Bank Alfalah (BAFL) post CY14 results and incorporate the impact of 2% reduction in the key policy rate since November 2014. We believe heavy investments in PIBs will bolster the company’s bottomline in CY15. Overall, we expect the bank to deliver 4-yr earnings CAGR of 9.3% (CY14-18E) over our investment horizon. We maintain our Outperform rating on BAFL as its previous aggressive branch expansion positions it well to benefit from an economic recovery, and tweak our TP down slightly to Rs34.22 from Rs34.23.
- Investment in PIBs dilutes the impact of constrained margins: In line with the industry, the bank increased its exposure in PIBs (~57% of investments in CY15 vs 15% in CY14), taking the Investment to Deposit Ratio (IDR) to 54%. With ~30% of deposits placed in PIBs at higher coupon/interest rates, we believe the monetary easing cycle will rather play to BAFL’s benefit (PLS rates linked to floor of Interest Rate Corridor). Hence, we see NIMs sustaining at 3.7% in CY15 vs 3.8% in CY14 and push bottomline growth by ~14%.
- Beyond CY15, we expect a 3-yr earnings CAGR of 7.9% over CY15-18E as the bank shifts its investment portfolio to lending portfolio. However, we factored in a conservative approach given borderline CAR of 12.8%.

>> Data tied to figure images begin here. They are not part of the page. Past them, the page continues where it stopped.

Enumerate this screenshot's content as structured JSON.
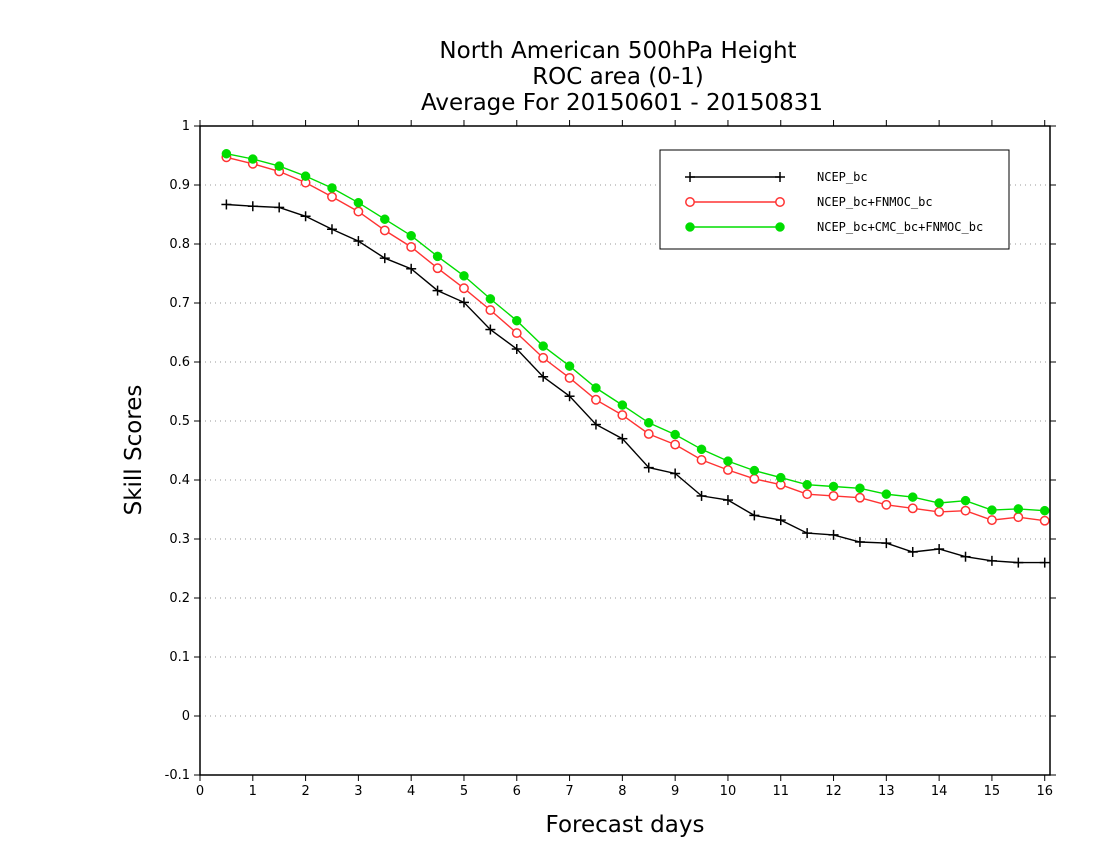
{
  "chart_data": {
    "type": "line",
    "title": [
      "North American 500hPa Height",
      "ROC area (0-1)",
      "Average For 20150601 - 20150831"
    ],
    "xlabel": "Forecast days",
    "ylabel": "Skill Scores",
    "xlim": [
      0,
      16.1
    ],
    "ylim": [
      -0.1,
      1
    ],
    "xticks": [
      0,
      1,
      2,
      3,
      4,
      5,
      6,
      7,
      8,
      9,
      10,
      11,
      12,
      13,
      14,
      15,
      16
    ],
    "yticks": [
      -0.1,
      0,
      0.1,
      0.2,
      0.3,
      0.4,
      0.5,
      0.6,
      0.7,
      0.8,
      0.9,
      1
    ],
    "ytick_labels": [
      "-0.1",
      "0",
      "0.1",
      "0.2",
      "0.3",
      "0.4",
      "0.5",
      "0.6",
      "0.7",
      "0.8",
      "0.9",
      "1"
    ],
    "grid": "horizontal dotted",
    "legend_position": "top-right",
    "x": [
      0.5,
      1,
      1.5,
      2,
      2.5,
      3,
      3.5,
      4,
      4.5,
      5,
      5.5,
      6,
      6.5,
      7,
      7.5,
      8,
      8.5,
      9,
      9.5,
      10,
      10.5,
      11,
      11.5,
      12,
      12.5,
      13,
      13.5,
      14,
      14.5,
      15,
      15.5,
      16
    ],
    "series": [
      {
        "name": "NCEP_bc",
        "color": "#000000",
        "marker": "plus",
        "values": [
          0.867,
          0.864,
          0.862,
          0.847,
          0.825,
          0.805,
          0.776,
          0.758,
          0.721,
          0.701,
          0.655,
          0.622,
          0.575,
          0.542,
          0.494,
          0.47,
          0.421,
          0.411,
          0.373,
          0.366,
          0.34,
          0.332,
          0.31,
          0.307,
          0.295,
          0.293,
          0.278,
          0.283,
          0.27,
          0.263,
          0.26,
          0.26
        ]
      },
      {
        "name": "NCEP_bc+FNMOC_bc",
        "color": "#ff3333",
        "marker": "open-circle",
        "values": [
          0.947,
          0.936,
          0.923,
          0.904,
          0.88,
          0.855,
          0.823,
          0.795,
          0.759,
          0.725,
          0.688,
          0.649,
          0.607,
          0.573,
          0.536,
          0.51,
          0.478,
          0.46,
          0.434,
          0.417,
          0.402,
          0.392,
          0.376,
          0.373,
          0.37,
          0.358,
          0.352,
          0.346,
          0.348,
          0.332,
          0.337,
          0.331
        ]
      },
      {
        "name": "NCEP_bc+CMC_bc+FNMOC_bc",
        "color": "#00dd00",
        "marker": "filled-circle",
        "values": [
          0.953,
          0.944,
          0.932,
          0.915,
          0.895,
          0.87,
          0.842,
          0.814,
          0.779,
          0.746,
          0.707,
          0.67,
          0.627,
          0.593,
          0.556,
          0.527,
          0.497,
          0.477,
          0.452,
          0.432,
          0.416,
          0.404,
          0.392,
          0.389,
          0.386,
          0.376,
          0.371,
          0.361,
          0.365,
          0.349,
          0.351,
          0.348
        ]
      }
    ]
  }
}
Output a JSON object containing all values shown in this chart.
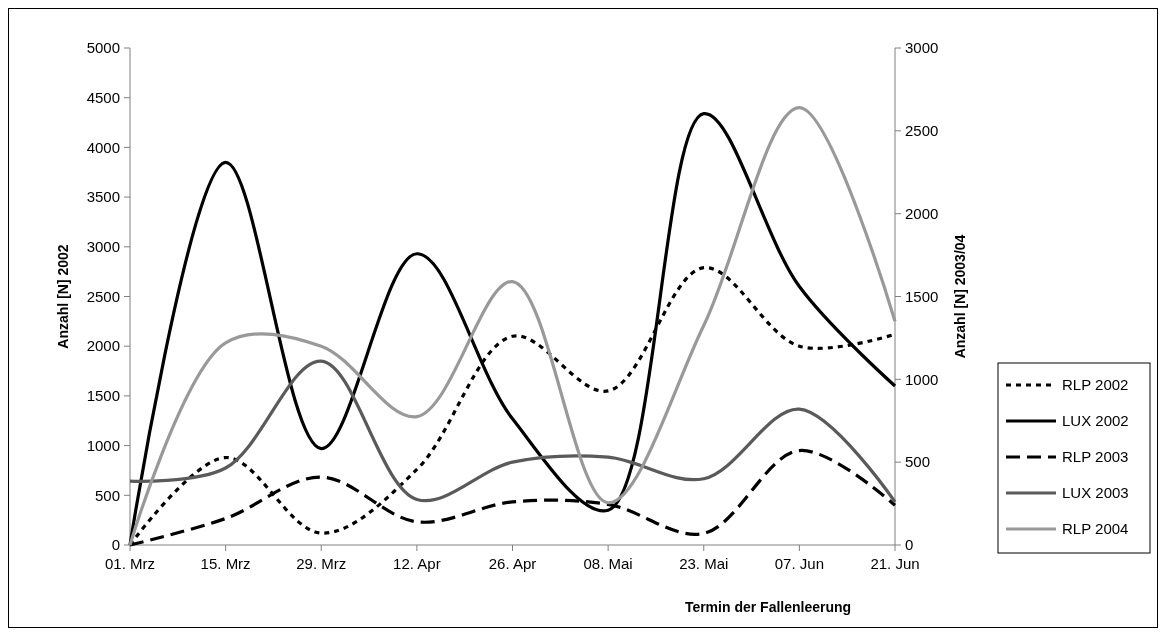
{
  "chart_data": {
    "type": "line",
    "xlabel": "Termin der Fallenleerung",
    "ylabel": "Anzahl [N] 2002",
    "y2label": "Anzahl  [N] 2003/04",
    "categories": [
      "01. Mrz",
      "15. Mrz",
      "29. Mrz",
      "12. Apr",
      "26. Apr",
      "08. Mai",
      "23. Mai",
      "07. Jun",
      "21. Jun"
    ],
    "ylim": [
      0,
      5000
    ],
    "yticks": [
      0,
      500,
      1000,
      1500,
      2000,
      2500,
      3000,
      3500,
      4000,
      4500,
      5000
    ],
    "y2lim": [
      0,
      3000
    ],
    "y2ticks": [
      0,
      500,
      1000,
      1500,
      2000,
      2500,
      3000
    ],
    "grid": false,
    "legend": "right",
    "series": [
      {
        "name": "RLP 2002",
        "color": "#000000",
        "line_style": "dotted",
        "values": [
          0,
          880,
          120,
          760,
          2100,
          1550,
          2790,
          2000,
          2120
        ]
      },
      {
        "name": "LUX 2002",
        "color": "#000000",
        "line_style": "solid",
        "values": [
          0,
          3850,
          970,
          2930,
          1270,
          350,
          4340,
          2600,
          1600
        ]
      },
      {
        "name": "RLP 2003",
        "color": "#000000",
        "line_style": "dashed",
        "axis": "y2",
        "values": [
          0,
          160,
          410,
          140,
          260,
          245,
          70,
          570,
          240
        ]
      },
      {
        "name": "LUX 2003",
        "color": "#5a5a5a",
        "line_style": "solid",
        "axis": "y2",
        "values": [
          385,
          465,
          1110,
          275,
          500,
          530,
          400,
          820,
          260
        ]
      },
      {
        "name": "RLP 2004",
        "color": "#999999",
        "line_style": "solid",
        "axis": "y2",
        "values": [
          0,
          1220,
          1200,
          775,
          1590,
          255,
          1325,
          2640,
          1350
        ]
      }
    ]
  }
}
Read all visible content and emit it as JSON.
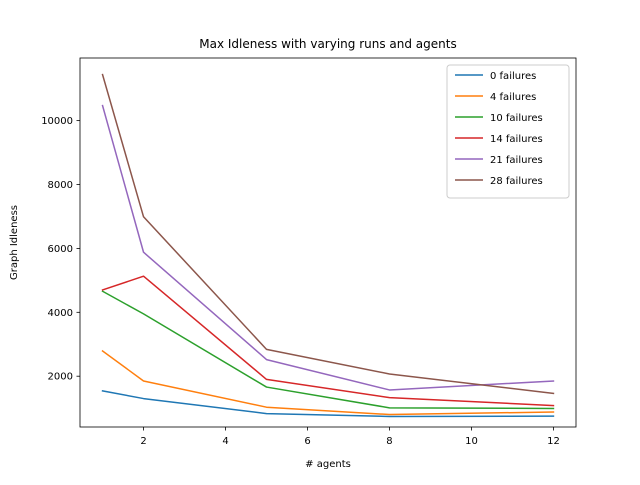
{
  "chart_data": {
    "type": "line",
    "title": "Max Idleness with varying runs and agents",
    "xlabel": "# agents",
    "ylabel": "Graph Idleness",
    "xlim": [
      0.45,
      12.55
    ],
    "ylim": [
      410,
      11960
    ],
    "x": [
      1,
      2,
      5,
      8,
      12
    ],
    "x_ticks": [
      2,
      4,
      6,
      8,
      10,
      12
    ],
    "y_ticks": [
      2000,
      4000,
      6000,
      8000,
      10000
    ],
    "grid": false,
    "legend_position": "upper right",
    "series": [
      {
        "name": "0 failures",
        "color": "#1f77b4",
        "values": [
          1540,
          1300,
          830,
          740,
          750
        ]
      },
      {
        "name": "4 failures",
        "color": "#ff7f0e",
        "values": [
          2790,
          1850,
          1030,
          800,
          880
        ]
      },
      {
        "name": "10 failures",
        "color": "#2ca02c",
        "values": [
          4660,
          3950,
          1660,
          1010,
          990
        ]
      },
      {
        "name": "14 failures",
        "color": "#d62728",
        "values": [
          4700,
          5130,
          1900,
          1330,
          1080
        ]
      },
      {
        "name": "21 failures",
        "color": "#9467bd",
        "values": [
          10470,
          5880,
          2520,
          1570,
          1850
        ]
      },
      {
        "name": "28 failures",
        "color": "#8c564b",
        "values": [
          11440,
          6990,
          2840,
          2070,
          1460
        ]
      }
    ]
  }
}
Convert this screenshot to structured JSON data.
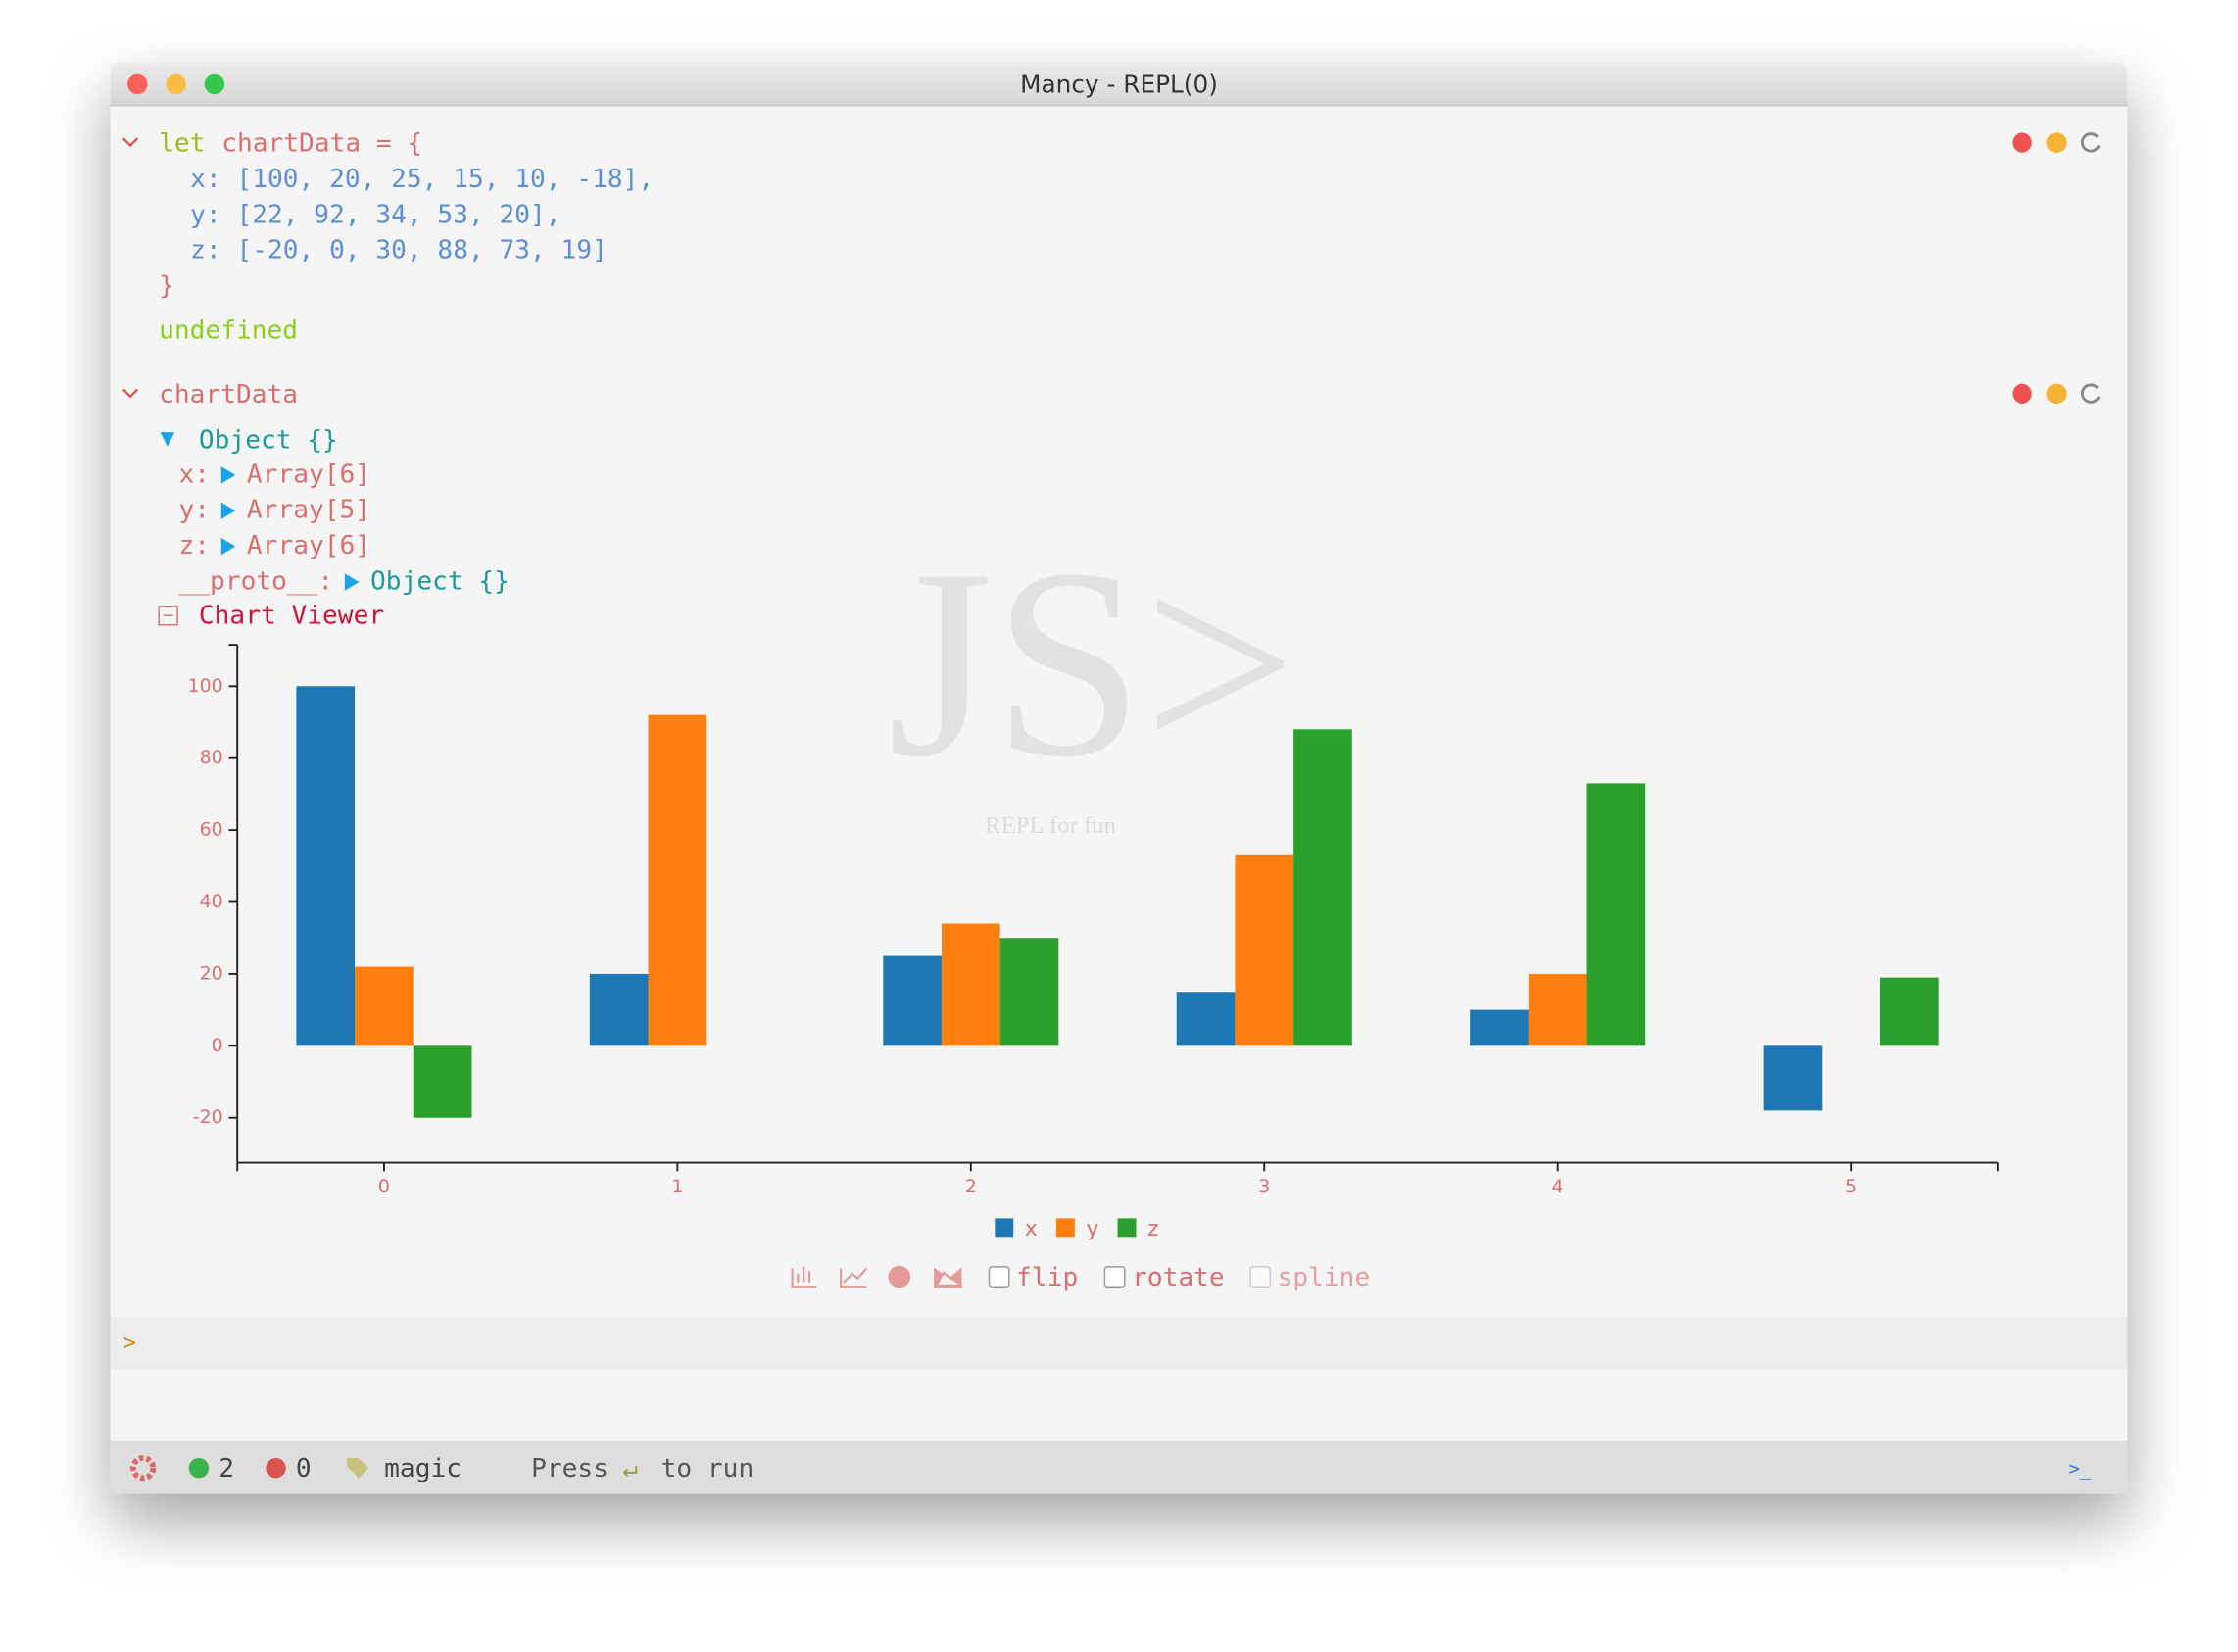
{
  "window": {
    "title": "Mancy - REPL(0)"
  },
  "cells": [
    {
      "keyword": "let",
      "first_line": "chartData = {",
      "lines": [
        "x: [100, 20, 25, 15, 10, -18],",
        "y: [22, 92, 34, 53, 20],",
        "z: [-20, 0, 30, 88, 73, 19]",
        "}"
      ],
      "output": "undefined"
    },
    {
      "input": "chartData",
      "root": "Object {}",
      "tree": [
        {
          "key": "x:",
          "value": "Array[6]"
        },
        {
          "key": "y:",
          "value": "Array[5]"
        },
        {
          "key": "z:",
          "value": "Array[6]"
        },
        {
          "key": "__proto__:",
          "value": "Object {}"
        }
      ],
      "viewer": "Chart Viewer"
    }
  ],
  "watermark": {
    "logo": "JS>",
    "tagline": "REPL for fun"
  },
  "chart_data": {
    "type": "bar",
    "categories": [
      "0",
      "1",
      "2",
      "3",
      "4",
      "5"
    ],
    "series": [
      {
        "name": "x",
        "color": "#1f77b4",
        "values": [
          100,
          20,
          25,
          15,
          10,
          -18
        ]
      },
      {
        "name": "y",
        "color": "#ff7f0e",
        "values": [
          22,
          92,
          34,
          53,
          20,
          null
        ]
      },
      {
        "name": "z",
        "color": "#2ca02c",
        "values": [
          -20,
          0,
          30,
          88,
          73,
          19
        ]
      }
    ],
    "ylim": [
      -32.5,
      111.5
    ],
    "yticks": [
      -20,
      0,
      20,
      40,
      60,
      80,
      100
    ],
    "legend": "bottom"
  },
  "chart_controls": {
    "flip": "flip",
    "rotate": "rotate",
    "spline": "spline"
  },
  "prompt": ">",
  "status_bar": {
    "success_count": "2",
    "error_count": "0",
    "mode": "magic",
    "hint_before": "Press",
    "hint_symbol": "↵",
    "hint_after": "to run",
    "console_icon": ">_"
  }
}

- Branch expansion to play favorably: Previously the bank had adopted an aggressive expansion strategy, increasing the overall number of branches from 386 in 2010 to 648 in CY14. This has allowed the bank to enjoy deposit growth of ~14% over the last 4 years. In the mid-tier category, its increased reach makes it well-placed to capture the incremental deposit flow associated with envisioned economic recovery.
- Cost-to-income ratio may improve: Administrative expense continued to be a drag on earnings, as reflected in the higher cost-to-income ratio of ~66% in CY14 (owing to branch expansion). We believe the bank’s initiative to improve operating efficiency would reduce the cost-to-income ratio going forward. Further conviction to our call may come from aggressive development on branchless banking (introduced in CY14).
Earnings and target price revision
- We cut our CY15-17E earnings estimates by 16-18%, incorporating: 1) CY14 results; and 2) recent monetary easing. We adjust our risk-free rate assumption and roll forward our valuation to Dec 2015.
- 12-month price target: Rs34.22 based on a DCF methodology.
- Catalyst: Uptick in private credit offtake and sale of Warid
Action and recommendation:
- We remain positive on BAFL in the mid-tier category due to better NIMs. At CY15E P/B of 0.8x and D/Y of 7.8%, we maintain our Outperform rating.